U’kratem dror ba’aretz l’chol yoshveha—yoveil hi t’hiyeh lachem—v’shavtem ish el achuzato v’ish el misphachto tashuvu—and each of you will return to his holding and each of you will return to his family.
The yoveil, after the counting of seven times seven years, in the fiftieth year, an occurrence perhaps as rare in our lives as the word d’ror is rare in the Torah—the yoveil carries us, brings us home. We return to our source, Ramban says, referring to a verse in Jeremiah: Baruch hagever asher yivtach b’adonai, v’haya Adonai mivtacho. V’haya c’eitz shatul al mayim, v’al yuval y’shalach shorashav—“Blessed is the man who trusts in the Eternal, whose trust is the Eternal alone. He shall be like a tree planted by waters, sending forth its roots by a yuval, a stream.” The yoveil promises to return us to our roots, to our nourishing source, to a cool and steady stream.
Where is your source, the place where your roots drink deep? When the shofar proclaims d’ror to all the land, where will the yoveil transport you?
Perhaps the sound of the shofar has already proclaimed d’ror, and the yoveil has carried us to the Year in Israel.
What if this has been our Jubilee year?
D’ror might not be the first word that comes to mind, but what else has this year brought?

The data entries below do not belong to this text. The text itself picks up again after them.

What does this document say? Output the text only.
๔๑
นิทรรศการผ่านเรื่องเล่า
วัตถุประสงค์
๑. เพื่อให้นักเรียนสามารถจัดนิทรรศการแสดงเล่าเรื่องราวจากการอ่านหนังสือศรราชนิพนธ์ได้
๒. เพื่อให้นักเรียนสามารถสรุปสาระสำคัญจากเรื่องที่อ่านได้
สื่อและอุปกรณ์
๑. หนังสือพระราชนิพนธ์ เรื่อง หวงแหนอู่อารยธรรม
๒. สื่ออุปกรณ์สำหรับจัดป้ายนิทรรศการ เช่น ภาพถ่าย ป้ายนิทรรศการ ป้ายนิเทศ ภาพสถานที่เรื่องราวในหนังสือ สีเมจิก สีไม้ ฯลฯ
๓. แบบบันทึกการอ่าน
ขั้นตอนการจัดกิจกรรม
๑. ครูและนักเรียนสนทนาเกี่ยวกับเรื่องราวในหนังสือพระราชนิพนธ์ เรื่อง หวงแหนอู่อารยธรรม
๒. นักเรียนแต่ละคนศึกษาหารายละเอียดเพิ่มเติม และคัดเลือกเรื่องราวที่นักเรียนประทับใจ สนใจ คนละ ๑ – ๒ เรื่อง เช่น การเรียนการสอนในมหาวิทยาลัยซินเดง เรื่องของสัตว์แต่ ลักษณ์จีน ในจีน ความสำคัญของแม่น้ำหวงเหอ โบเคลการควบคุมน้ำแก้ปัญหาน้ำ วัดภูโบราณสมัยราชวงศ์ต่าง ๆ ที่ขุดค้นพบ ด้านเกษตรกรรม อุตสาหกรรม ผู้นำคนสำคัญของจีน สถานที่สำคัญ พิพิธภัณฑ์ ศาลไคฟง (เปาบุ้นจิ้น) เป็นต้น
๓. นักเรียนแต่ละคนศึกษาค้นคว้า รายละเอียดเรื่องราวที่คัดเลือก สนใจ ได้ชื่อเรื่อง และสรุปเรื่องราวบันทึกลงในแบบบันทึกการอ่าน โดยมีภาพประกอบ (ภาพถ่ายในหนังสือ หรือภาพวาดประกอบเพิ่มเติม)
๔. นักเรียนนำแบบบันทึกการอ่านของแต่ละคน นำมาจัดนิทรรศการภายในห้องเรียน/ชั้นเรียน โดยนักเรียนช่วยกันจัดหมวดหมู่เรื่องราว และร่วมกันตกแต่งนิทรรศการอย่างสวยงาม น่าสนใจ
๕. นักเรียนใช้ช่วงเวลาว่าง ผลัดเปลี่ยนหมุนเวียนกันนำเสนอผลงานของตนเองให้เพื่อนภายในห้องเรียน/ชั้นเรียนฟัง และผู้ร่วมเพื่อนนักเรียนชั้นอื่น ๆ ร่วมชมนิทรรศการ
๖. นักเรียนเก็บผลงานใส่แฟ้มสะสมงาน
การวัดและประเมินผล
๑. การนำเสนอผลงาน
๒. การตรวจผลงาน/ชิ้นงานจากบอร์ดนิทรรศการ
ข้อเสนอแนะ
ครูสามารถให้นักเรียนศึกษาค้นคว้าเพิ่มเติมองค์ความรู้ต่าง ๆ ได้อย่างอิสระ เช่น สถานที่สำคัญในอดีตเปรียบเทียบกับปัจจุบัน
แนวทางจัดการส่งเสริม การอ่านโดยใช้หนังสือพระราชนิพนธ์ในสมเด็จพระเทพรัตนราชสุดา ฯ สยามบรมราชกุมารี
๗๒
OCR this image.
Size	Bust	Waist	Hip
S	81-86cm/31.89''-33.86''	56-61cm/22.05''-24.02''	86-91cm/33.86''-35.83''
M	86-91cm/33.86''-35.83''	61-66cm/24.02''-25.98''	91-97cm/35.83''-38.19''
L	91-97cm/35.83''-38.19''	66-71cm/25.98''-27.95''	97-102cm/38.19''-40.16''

It’s brought culture shock, tiskul, dramatic surroundings and spiritual heights. It’s brought moments you’ll remember: your first trip to the Kotel, a sunrise in the desert, and meeting a new friend who has become a lifelong friend. We have lived a unique experience, one intended to nourish our roots and make them stronger.
We have been transported to the land to which Avram migrated, sight unseen, leaving behind his land and his birthplace and his father’s house—the land that became the birthplace of the Jewish people as a people. Whether we criticize it or praise it, Israel remains an origin, the achuzah, the portion or holding that one returns to during the Jubilee year, the achuzah of the Jewish people. However much Hannah Shafir and of course Harrison would be thrilled to hear it, I don’t mean that we should all cancel our return flights and set up permanent homes here. I mean that we will always be linked to this place; our future congregants and students will expect us to have a relationship to Israel as a State, a homeland, or a nation—positive, negative or indifferent—but some kind of relationship. During this Jubilee year, how has Israel served as your achuza?
Or perhaps it has not. Perhaps you’ve learned that your roots are utterly disconnected from this physical place, but they are nourished by Israel in the sense of peoplehood. Our parasha instructs us, v’ish el misphachto tashuvu, each of you will return to his family. Our community can strive to be for one another a mishpacha of colleagues. And we can continue to engage with Hebrew, the language of the Jewish mishpacha.
Yoveil comes from the verb l’hovil: to bring, to bear, to carry. I don’t know about you, but I was carried here—carried here by Judaism, faith, career goals, idealism… and, sure, carried here (somewhat unwillingly) by HUC. We have been brought, and we have brought with us our histories, our knowledge, our ignorance, our faith, and our doubt. I sincerely challenge each of us to recognize that this year has indeed served as a yoveil, a return to origins, a release into a year of introspection, study, and relationship to God, Israel, and the Jewish community. I have been carried to Israel, but I hope and pray that I have also been transported—transported to a new understanding of what it means to live a Jewish life, transported and transformed.
After all, we won’t get a chance like this for another forty-nine years.